Model Compression
This page showcases my research in model compression, focusing on efficient neural network architectures and optimization techniques. My work spans from decentralized signal classification to advanced pruning methods and efficient vision transformers.
Research Overview
Model compression is crucial for deploying deep learning models on resource-constrained devices. My research focuses on three key areas:
- Decentralized Classification: Using early exit mechanisms for efficient distributed inference
- Structural Pruning: Advanced pruning techniques for optimal brain connections
- Efficient Vision Transformers: Token dropping and optimization for vision models
Publications
1. DCentNet: Decentralized multistage biomedical signal classification using early exits
Authors: Xiaolin Li, Binhua Huang, Barry Cardiff, Deepu John
Journal: Biomedical Signal Processing and Control, Volume 104, 2025
DOI: 10.1016/j.bspc.2024.107468
Abstract: This work presents DCentNet, a novel approach for decentralized biomedical signal classification using early exit mechanisms. The method enables efficient distributed inference across multiple devices while maintaining high accuracy.
Key Contributions:
- Decentralized multistage classification framework
- Early exit mechanisms for computational efficiency
- Real-time biomedical signal processing
- Embedded system deployment
Code Repository: DCentNet GitHub Repository
2. Optimal Brain Connection: Towards Efficient Structural Pruning
Authors: S. Chen, W. Ma, Binhua Huang, Q. Wang, G. Wang, W. Sun, L. Huang, D. John
Journal: arXiv preprint, 2025
arXiv: 2508.05521
Abstract: This paper introduces a novel structural pruning method that identifies optimal brain connections in neural networks. The approach achieves significant model compression while preserving performance.
Key Contributions:
- Advanced structural pruning techniques
- Optimal connection identification
- Performance-preserving compression
- Comprehensive evaluation on multiple datasets
3. TinyDrop: Tiny Model Guided Token Dropping for Vision Transformers
Authors: Guoxin Wang, Qingyuan Wang, Binhua Huang, Shaowu Chen, Deepu John
Journal: arXiv preprint, 2025
arXiv: 2509.03379
Abstract: TinyDrop presents a training-free token dropping framework for Vision Transformers, guided by lightweight vision models. The method reduces computational costs while maintaining accuracy.
Key Contributions:
- Training-free token dropping framework
- Lightweight guidance model integration
- Significant FLOPs reduction (up to 80%)
- Plug-and-play compatibility with diverse ViT architectures
Implementation Details
DCentNet Implementation
The DCentNet repository contains comprehensive implementation including:
Experimental Code
- Inference and Sender (BLE): Deep sleep mode, inference mode, connected mode, and broadcast mode implementations
- Receiver (BLE): Connected and broadcast mode receivers
- Embedded System Deployment: Arduino IDE integration with trained models
Training Code
- Edge Impulse Integration: Simple training notebook with API key support
- Customizable Networks: Flexible architecture for different use cases
- Multiple Model Variants: 2-5 layer CNN architectures
Deployment Guide
- Launch Arduino IDE (Version 2.3.3)
- Add trained model library
- Install ArduinoBLE library (Version 1.3.7)
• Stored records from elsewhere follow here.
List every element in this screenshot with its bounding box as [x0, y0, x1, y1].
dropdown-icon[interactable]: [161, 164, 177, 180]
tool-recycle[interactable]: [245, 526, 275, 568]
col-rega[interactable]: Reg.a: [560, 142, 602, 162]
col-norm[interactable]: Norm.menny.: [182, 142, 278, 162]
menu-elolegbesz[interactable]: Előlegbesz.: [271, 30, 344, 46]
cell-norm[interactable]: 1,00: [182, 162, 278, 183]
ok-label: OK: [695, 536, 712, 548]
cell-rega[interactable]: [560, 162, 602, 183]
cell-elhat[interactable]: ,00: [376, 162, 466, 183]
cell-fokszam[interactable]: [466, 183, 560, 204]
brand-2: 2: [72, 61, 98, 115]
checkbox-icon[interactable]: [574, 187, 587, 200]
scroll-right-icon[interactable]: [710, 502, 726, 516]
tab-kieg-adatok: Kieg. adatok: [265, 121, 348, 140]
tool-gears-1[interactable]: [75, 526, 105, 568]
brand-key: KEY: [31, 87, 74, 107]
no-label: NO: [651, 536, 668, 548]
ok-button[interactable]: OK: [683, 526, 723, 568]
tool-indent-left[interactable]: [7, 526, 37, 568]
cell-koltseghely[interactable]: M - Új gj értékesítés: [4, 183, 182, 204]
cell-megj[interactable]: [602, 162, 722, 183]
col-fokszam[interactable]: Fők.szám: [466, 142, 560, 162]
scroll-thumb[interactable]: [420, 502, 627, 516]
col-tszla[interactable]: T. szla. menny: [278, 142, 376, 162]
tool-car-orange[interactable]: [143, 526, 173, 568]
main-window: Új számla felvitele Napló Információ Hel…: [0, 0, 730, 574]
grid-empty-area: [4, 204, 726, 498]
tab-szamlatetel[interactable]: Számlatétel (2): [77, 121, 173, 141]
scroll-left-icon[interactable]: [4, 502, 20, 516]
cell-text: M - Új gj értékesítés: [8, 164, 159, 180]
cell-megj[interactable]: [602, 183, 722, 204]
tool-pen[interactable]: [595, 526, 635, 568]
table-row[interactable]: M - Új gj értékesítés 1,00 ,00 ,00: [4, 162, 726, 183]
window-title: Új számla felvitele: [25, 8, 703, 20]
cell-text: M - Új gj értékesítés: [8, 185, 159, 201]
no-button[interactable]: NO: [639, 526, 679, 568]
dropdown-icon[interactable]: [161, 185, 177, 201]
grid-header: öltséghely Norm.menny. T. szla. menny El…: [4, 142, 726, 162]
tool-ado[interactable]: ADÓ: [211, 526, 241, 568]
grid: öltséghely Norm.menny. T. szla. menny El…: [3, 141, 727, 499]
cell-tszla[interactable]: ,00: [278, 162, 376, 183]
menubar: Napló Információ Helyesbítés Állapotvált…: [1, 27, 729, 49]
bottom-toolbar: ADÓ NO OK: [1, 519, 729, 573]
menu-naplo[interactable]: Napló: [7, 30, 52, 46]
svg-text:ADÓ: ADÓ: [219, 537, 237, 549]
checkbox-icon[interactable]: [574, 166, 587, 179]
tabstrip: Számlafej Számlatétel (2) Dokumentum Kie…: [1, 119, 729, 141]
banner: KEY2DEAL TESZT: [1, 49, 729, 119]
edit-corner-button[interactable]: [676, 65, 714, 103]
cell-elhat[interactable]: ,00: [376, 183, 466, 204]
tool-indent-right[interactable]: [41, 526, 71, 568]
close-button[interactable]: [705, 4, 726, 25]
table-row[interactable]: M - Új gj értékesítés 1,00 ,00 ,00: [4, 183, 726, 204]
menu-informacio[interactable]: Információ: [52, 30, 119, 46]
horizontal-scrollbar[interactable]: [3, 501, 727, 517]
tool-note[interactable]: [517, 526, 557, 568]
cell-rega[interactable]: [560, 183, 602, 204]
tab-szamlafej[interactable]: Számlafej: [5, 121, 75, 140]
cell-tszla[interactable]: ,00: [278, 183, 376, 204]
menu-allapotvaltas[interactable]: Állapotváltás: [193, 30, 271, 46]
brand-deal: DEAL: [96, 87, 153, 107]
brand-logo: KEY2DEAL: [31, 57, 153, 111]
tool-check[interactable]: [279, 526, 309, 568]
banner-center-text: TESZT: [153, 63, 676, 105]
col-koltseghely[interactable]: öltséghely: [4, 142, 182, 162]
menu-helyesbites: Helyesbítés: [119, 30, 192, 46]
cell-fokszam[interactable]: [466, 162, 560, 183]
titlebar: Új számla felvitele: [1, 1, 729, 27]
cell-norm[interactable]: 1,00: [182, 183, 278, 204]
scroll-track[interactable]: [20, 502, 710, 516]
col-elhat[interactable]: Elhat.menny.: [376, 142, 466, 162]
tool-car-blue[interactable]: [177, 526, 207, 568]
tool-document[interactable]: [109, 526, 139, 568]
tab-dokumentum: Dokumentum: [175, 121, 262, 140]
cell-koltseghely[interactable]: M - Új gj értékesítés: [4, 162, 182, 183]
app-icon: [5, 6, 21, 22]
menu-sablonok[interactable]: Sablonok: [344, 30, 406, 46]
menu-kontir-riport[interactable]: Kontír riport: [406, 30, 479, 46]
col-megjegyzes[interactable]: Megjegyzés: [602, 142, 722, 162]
- Include inference file in your code
Model Variants Available
- EEPS-2LayerCNN.zip
- EEPS-3LayerCNN.zip
- EEPS-4LayerCNN.zip
- EEPS-5LayerCNN.zip
- 2Layerswith96%Acc.zip
Research Impact
These works contribute to the field of model compression through:
- Practical Deployment: DCentNet provides real-world embedded system solutions
- Theoretical Advances: Optimal Brain Connection offers novel pruning methodologies
- Efficiency Gains: TinyDrop demonstrates significant computational savings
Future Directions
- Integration of early exit mechanisms with advanced pruning techniques
- Cross-domain application of token dropping methods
- Real-time optimization for edge computing scenarios
This page summarizes my contributions to model compression research, spanning from practical embedded implementations to theoretical advances in neural network optimization.